Southern California tribal cultural affiliations along the freeway include Cahuilla, Chumash, Gabrieleno/Tongva, Fernandeno/Tataviam and Serrano.
“All along Route 210, an unseen history has gone unacknowledged for decades. It is too easy to jump in your car and cruise down the 210 without thinking of the sacred lands once untouched by modern industrialism. It is not only important to continue fostering change but also to acknowledge the vital impact of change, and whose immeasurable suffering played a part in where we are today,” said Assemblymember Chris Holden.
Mona Morales Recalde, representing the San Gabriel Band of Mission Indians, expressed gratitude to all elected officials who worked diligently on this legislation.

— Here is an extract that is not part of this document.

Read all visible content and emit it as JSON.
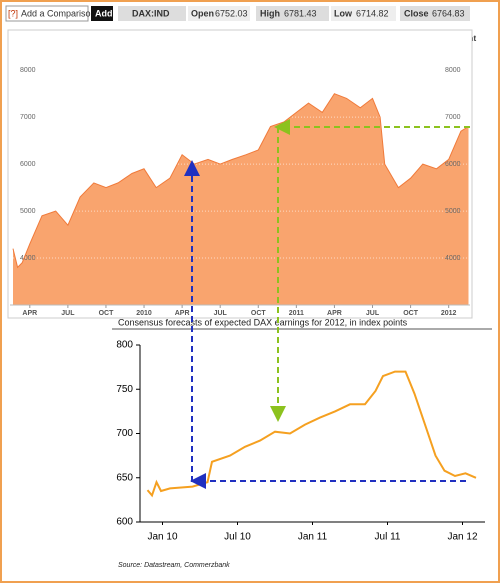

“This bill is important to the Southern California Native American Community because it provides visibility of our continued presence. Acknowledging this route acknowledges our ancestors who established the route, we are the First People of Los Angeles,” Morales said.
Assemblymember James Ramos, who co-authored AB 776, also thanked Holden for introducing the bill. He underscored the importance of increasing awareness of the millennia-long and continuing presence of California Native Americans in the state and in Southern California in particular.
“I especially appreciate that Assemblymember Holden requires Caltrans consultation with area tribes so that they have a voice and input in the sharing of their history and contributions,” said Assemblymember James Ramos.
AB 776 is another step in California’s effort to increase the visibility of Local Tribes in Los Angeles and San Bernardino, Holden’s office said.